The key points emerging from the land use and tenure assessment in Let Maung Kway Village Tract are:

  1. There is poor infrastructure provision (roads, electricity, irrigation) in all eight villages, but particularly for the northernmost, smaller villages. The villages with the best road access have the opportunity to engage in bamboo ware craft production for the local markets.
  2. All eight villages have long settlement histories from at least 100 years ago. All villages have ethnically Taungyo residents. Over time, nearly 50% of the more remote, northernmost villages have migrated down to the plains area near Inle Lake in search of water for better agricultural production. In general, there is no significant pattern of seasonal outmigration although some engage in off-season work in Kachin state.
  3. All land in these villages is on public protected forests under Ministry of Natural Resources and Environmental Conservation’s (MONREC) jurisdiction. The cultivated land is all taungya land with no paddy lands being cultivated. Hence, this is a rain fed agricultural system with no supplementary water supply. The primary crops are upland rice, ginger, pigeon peas, and canola. A range of vegetables and fruits are grown on taungya land as well as on home garden lands. The crops are sold in local markets.

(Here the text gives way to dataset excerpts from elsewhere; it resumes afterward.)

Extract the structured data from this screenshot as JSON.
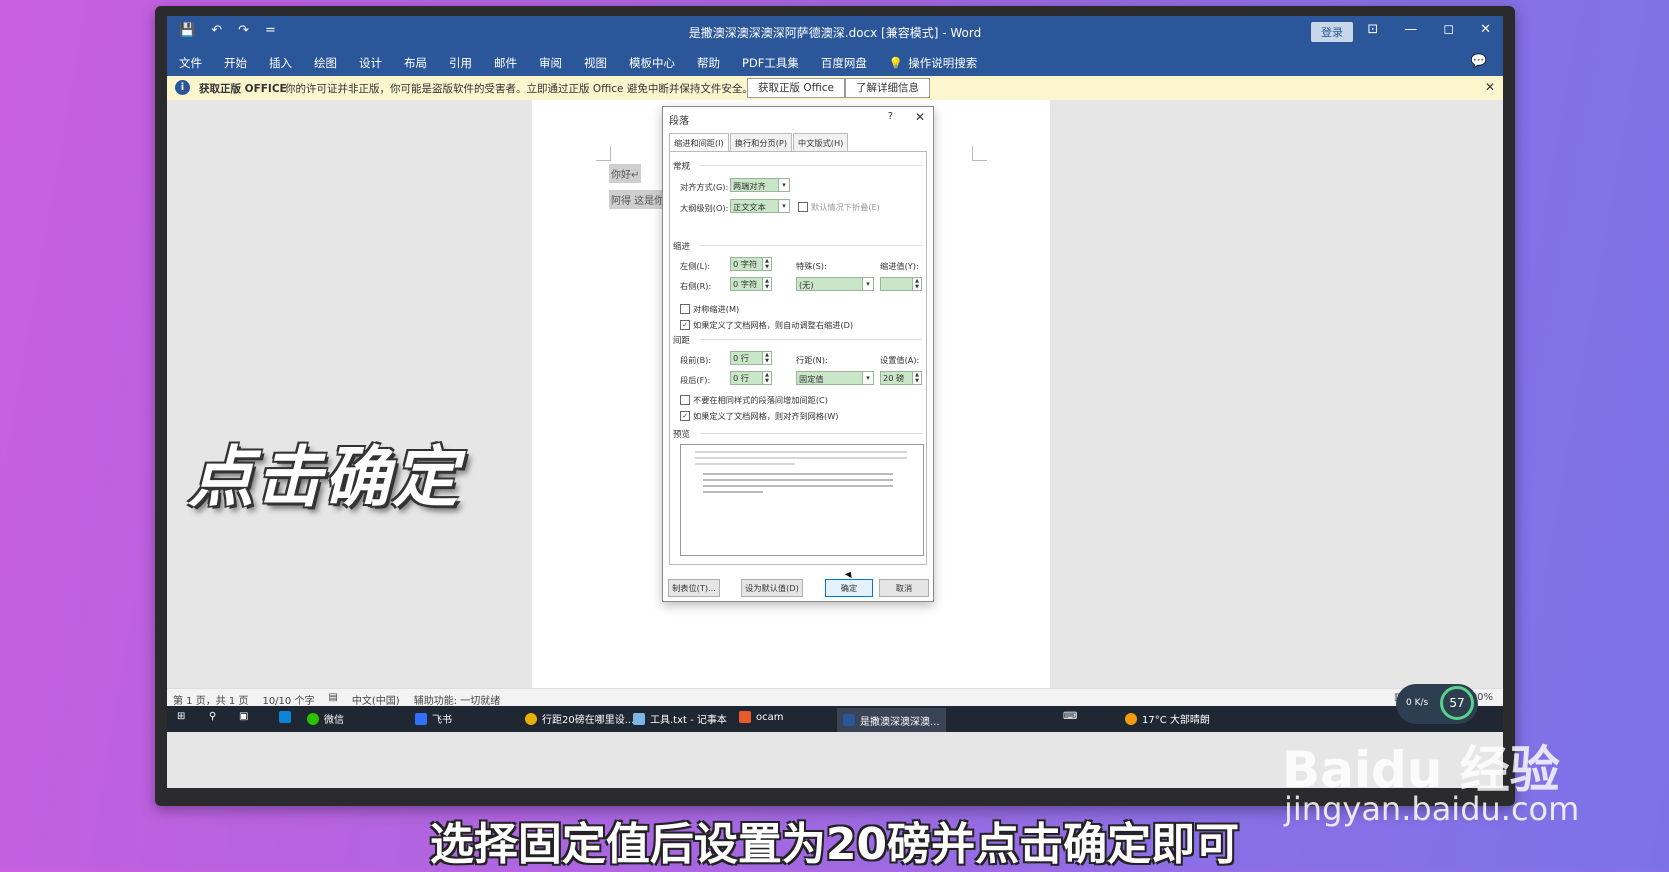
{
  "window": {
    "title": "是撒澳深澳深澳深阿萨德澳深.docx [兼容模式] - Word",
    "login_label": "登录",
    "quick_access": [
      "💾",
      "↶",
      "↷",
      "="
    ],
    "controls": [
      "⊡",
      "—",
      "◻",
      "✕"
    ]
  },
  "ribbon": {
    "tabs": [
      "文件",
      "开始",
      "插入",
      "绘图",
      "设计",
      "布局",
      "引用",
      "邮件",
      "审阅",
      "视图",
      "模板中心",
      "帮助",
      "PDF工具集",
      "百度网盘"
    ],
    "search_label": "操作说明搜索"
  },
  "infobar": {
    "heading": "获取正版 OFFICE",
    "message": "你的许可证并非正版，你可能是盗版软件的受害者。立即通过正版 Office 避免中断并保持文件安全。",
    "btn_get": "获取正版 Office",
    "btn_learn": "了解详细信息"
  },
  "document": {
    "line1": "你好↵",
    "line2": "阿得  这是你"
  },
  "dialog": {
    "title": "段落",
    "help": "?",
    "close": "✕",
    "tabs": [
      "缩进和间距(I)",
      "换行和分页(P)",
      "中文版式(H)"
    ],
    "general": {
      "heading": "常规",
      "align_label": "对齐方式(G):",
      "align_value": "两端对齐",
      "outline_label": "大纲级别(O):",
      "outline_value": "正文文本",
      "collapse_label": "默认情况下折叠(E)"
    },
    "indent": {
      "heading": "缩进",
      "left_label": "左侧(L):",
      "left_value": "0 字符",
      "right_label": "右侧(R):",
      "right_value": "0 字符",
      "special_label": "特殊(S):",
      "special_value": "(无)",
      "indent_val_label": "缩进值(Y):",
      "mirror_label": "对称缩进(M)",
      "auto_adjust_label": "如果定义了文档网格，则自动调整右缩进(D)"
    },
    "spacing": {
      "heading": "间距",
      "before_label": "段前(B):",
      "before_value": "0 行",
      "after_label": "段后(F):",
      "after_value": "0 行",
      "line_label": "行距(N):",
      "line_value": "固定值",
      "at_label": "设置值(A):",
      "at_value": "20 磅",
      "no_space_label": "不要在相同样式的段落间增加间距(C)",
      "snap_label": "如果定义了文档网格，则对齐到网格(W)"
    },
    "preview_heading": "预览",
    "buttons": {
      "tabs": "制表位(T)...",
      "default": "设为默认值(D)",
      "ok": "确定",
      "cancel": "取消"
    }
  },
  "statusbar": {
    "page": "第 1 页，共 1 页",
    "words": "10/10 个字",
    "lang": "中文(中国)",
    "access": "辅助功能: 一切就绪",
    "zoom": "100%"
  },
  "taskbar": {
    "wechat": "微信",
    "feishu": "飞书",
    "chrome": "行距20磅在哪里设...",
    "notepad": "工具.txt - 记事本",
    "ocam": "ocam",
    "word": "是撒澳深澳深澳...",
    "weather": "17°C 大部晴朗"
  },
  "network_widget": {
    "percent": "57",
    "speed": "0 K/s"
  },
  "overlay": {
    "big_caption": "点击确定",
    "subtitle": "选择固定值后设置为20磅并点击确定即可",
    "watermark_logo": "Baidu 经验",
    "watermark_url": "jingyan.baidu.com"
  }
}
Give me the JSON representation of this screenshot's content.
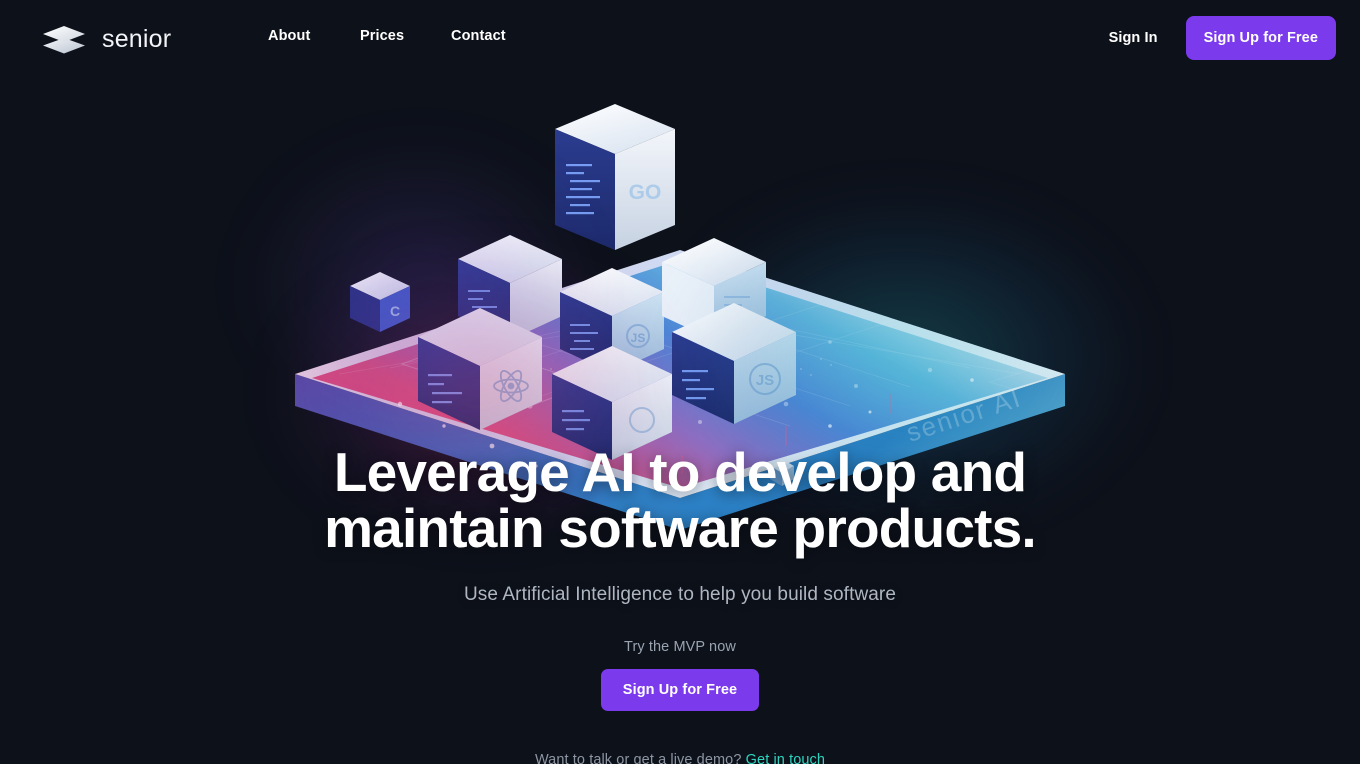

  4. Villagers are clear, based on mutual understanding, about the boundary demarcations of their villages and household plots. They were not very clear about the village tract boundary. There are no significant conflicts between villagers over taungya land boundaries, or between villages.
  5. There is a low level of landlessness among all eight villages (less than ten percent). Most landless families were able to create their own land by clearing forests in earlier times.
  6. There appears to be a process of de-gazettement that was commenced about five months ago by Department of Agricultural Land Management and Statistics (DoALMS) together with MONREC. They came to document the land situation and record cropping arrangements. Only those villages in C group of the village tract (smaller than 50 households) have yet to receive a visit from DoALMS.
  7. The land market is not active – the area is presently not of interest to buyers. However, given the development of the tourist economy around Inle Lake and the beautiful valley views afforded from some of these villages, it is only a matter of time before the land market starts to gather steam. At present, some villages (the C group) have some excess land which outsiders use, some for a rental fee.
  8. There is a very low level of awareness and knowledge pertaining to land and forest rights. As such, most villagers were unaware of the existence of the 2012 Farmland Law, 2012 Vacant, Virgin, and Vacant Lands Management Law, the 2012 Association Law, or the draft National Land Use Policy.
  9. All villages have community forestry areas (20-60 acres). Most were formed under agreement (30-year certificates) with MONREC; some, in the smaller, distant villages, were formed by independent organizations. These areas are used primarily for fuelwood supply. The main purpose of these community forestry areas is to support overall improvement in forest cover and condition in the Inle Lake catchment as a result of the substantial siltation problem it faces.
  10. Presently, each household makes its own cropping decisions; there is no coordination by village leaders or any land use planning committee. There has been no experience with land use planning in any villages or among the government agencies.